The farmer's market has been a steady presence and anchor throughout, a regular part of our routines.  We're going to miss that stroll.  But we've left part of ourselves in it with a brick that reads "Practice Resurrection."

Our neighbors have changed over a decade.  We miss Jo and Jose, Greg and Darlene, but most of all Sue and Melissa--neighbors who became cherished friends.  Celia next door is the anchor of the block, here before us, and no doubt here long after us.  We've said goodbye to some who passed.  I can't quite articulate how much I miss Tom, a simple soul who lived in Celia's basement for years.  We could talk about NASCAR and Jesus all day long (always "the Powerful One," to Tom).  The last time I talked to him, we prayed together on that sidewalk right there, asking God to heal the tumor in his belly.  I owed him more than that.

What I can't possibly enumerate are the untold memories and joys--and heartbreaks--that this old house made room for.  This has been the best hardest blessed decade of our lives.  So as we're working through this, and helping the kids through it, we try to emphasize: home is where we are.  That goes with us.  And we're all excited about the new house (just 1 mile west!), in a new neighborhood (Heritage Hill), with new rhythms and opportunities awaiting us (including our Saturday morning standby, Wealthy Street Bakery, just down the street and a new downtown market nearby).

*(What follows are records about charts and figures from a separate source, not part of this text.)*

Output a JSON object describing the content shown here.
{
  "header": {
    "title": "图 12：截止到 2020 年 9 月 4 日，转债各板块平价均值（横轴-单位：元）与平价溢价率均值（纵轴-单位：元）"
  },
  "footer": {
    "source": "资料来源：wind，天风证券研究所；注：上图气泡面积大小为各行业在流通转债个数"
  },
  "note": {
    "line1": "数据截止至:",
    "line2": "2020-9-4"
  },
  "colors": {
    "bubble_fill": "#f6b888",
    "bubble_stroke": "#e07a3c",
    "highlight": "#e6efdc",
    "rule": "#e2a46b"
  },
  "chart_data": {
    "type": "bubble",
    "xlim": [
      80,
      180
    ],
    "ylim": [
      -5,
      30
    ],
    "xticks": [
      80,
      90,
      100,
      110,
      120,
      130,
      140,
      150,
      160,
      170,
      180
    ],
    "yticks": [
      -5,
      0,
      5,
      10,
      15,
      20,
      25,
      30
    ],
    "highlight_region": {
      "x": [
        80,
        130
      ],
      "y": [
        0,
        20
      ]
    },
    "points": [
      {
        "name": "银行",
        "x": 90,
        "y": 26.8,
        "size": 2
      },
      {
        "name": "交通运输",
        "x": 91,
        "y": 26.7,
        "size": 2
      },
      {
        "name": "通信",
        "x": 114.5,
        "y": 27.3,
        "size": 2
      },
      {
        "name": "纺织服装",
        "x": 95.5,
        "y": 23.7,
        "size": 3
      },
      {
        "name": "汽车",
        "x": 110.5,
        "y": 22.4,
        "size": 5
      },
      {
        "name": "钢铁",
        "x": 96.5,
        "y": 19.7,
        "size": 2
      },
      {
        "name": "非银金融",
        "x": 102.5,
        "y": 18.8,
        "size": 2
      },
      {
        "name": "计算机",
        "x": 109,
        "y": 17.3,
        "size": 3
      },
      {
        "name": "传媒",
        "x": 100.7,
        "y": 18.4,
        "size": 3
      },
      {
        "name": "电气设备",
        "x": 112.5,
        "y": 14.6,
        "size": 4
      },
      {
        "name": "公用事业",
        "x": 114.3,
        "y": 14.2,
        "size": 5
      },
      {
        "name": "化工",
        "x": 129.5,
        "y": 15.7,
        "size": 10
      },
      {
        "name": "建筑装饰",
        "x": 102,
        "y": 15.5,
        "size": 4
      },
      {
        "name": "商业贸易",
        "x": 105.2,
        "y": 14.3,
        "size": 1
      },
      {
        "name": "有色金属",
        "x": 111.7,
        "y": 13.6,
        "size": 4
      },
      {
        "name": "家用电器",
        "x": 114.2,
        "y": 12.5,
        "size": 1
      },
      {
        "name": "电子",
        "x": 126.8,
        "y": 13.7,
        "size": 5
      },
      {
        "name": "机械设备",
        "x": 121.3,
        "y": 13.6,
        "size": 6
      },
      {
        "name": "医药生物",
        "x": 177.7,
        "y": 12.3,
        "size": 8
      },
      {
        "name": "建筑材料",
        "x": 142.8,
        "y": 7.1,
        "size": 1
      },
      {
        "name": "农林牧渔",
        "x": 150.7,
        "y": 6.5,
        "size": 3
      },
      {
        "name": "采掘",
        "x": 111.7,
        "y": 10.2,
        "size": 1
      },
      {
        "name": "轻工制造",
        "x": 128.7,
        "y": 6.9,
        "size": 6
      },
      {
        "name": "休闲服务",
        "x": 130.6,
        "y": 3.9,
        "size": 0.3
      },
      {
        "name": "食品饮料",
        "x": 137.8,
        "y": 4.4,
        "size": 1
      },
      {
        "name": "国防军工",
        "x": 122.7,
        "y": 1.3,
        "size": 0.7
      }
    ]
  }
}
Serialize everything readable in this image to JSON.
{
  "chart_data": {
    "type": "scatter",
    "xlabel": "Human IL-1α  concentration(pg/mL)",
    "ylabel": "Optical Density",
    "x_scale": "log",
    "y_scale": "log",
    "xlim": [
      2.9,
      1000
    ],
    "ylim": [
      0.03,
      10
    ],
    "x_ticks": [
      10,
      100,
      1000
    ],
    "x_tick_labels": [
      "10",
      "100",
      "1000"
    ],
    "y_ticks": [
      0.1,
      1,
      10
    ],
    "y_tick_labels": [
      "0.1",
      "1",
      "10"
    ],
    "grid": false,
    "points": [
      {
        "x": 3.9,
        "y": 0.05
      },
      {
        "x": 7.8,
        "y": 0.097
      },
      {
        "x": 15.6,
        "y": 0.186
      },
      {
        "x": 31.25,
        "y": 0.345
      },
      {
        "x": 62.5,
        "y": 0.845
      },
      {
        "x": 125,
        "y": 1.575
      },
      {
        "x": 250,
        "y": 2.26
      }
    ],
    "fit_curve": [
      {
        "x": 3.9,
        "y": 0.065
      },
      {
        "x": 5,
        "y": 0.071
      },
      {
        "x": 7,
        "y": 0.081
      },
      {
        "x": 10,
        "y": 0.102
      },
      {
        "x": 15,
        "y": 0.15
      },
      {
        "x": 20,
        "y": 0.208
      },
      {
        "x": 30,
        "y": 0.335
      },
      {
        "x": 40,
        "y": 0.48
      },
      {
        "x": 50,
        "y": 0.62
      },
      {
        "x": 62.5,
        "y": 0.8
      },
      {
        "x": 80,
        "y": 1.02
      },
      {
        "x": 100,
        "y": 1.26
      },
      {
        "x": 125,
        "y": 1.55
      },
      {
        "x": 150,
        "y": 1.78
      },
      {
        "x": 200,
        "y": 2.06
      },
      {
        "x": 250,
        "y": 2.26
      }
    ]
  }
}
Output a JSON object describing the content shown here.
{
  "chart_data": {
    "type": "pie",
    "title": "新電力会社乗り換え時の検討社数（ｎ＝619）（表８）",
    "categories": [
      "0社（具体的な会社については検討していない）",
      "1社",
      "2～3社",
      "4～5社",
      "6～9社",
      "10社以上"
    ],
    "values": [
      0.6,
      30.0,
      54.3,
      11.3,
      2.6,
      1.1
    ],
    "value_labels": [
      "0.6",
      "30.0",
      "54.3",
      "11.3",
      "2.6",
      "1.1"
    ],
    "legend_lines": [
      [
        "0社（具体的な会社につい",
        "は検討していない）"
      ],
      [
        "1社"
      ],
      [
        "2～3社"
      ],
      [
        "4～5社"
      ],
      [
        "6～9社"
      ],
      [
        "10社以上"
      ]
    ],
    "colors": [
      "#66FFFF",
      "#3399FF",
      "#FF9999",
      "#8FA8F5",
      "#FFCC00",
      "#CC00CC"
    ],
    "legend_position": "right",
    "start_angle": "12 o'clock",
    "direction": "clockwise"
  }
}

But I don't want to be a Gnostic about this and underestimate the significance of place.  So I find myself --as usual!--thinking about St. Augustine and the sort of dynamics he explores in the City of God.  Yes, sure, we are sojourners and pilgrims in any place.  On the other hand, we are placed and need to bloom where we're planted, looking for ways to foster the welfare of the city.  On a microcosmic level, that's been this old house on Baldwin street for the past 10 years.

We have loved this old house; we've poured hours and hours (and $ and $!) of tender loving care into it for a decade.  We're proud of how we leave it: like a friend that we've counseled and supported and hopefully coaxed into new flourishing.  And we feel like it has loved us in return: sheltering us, comforting us, gathering us,  hosting us.  We are grateful to have been welcomed by this old house.  May it welcome those who follow and may they flourish in its space.  Please take care of our friend.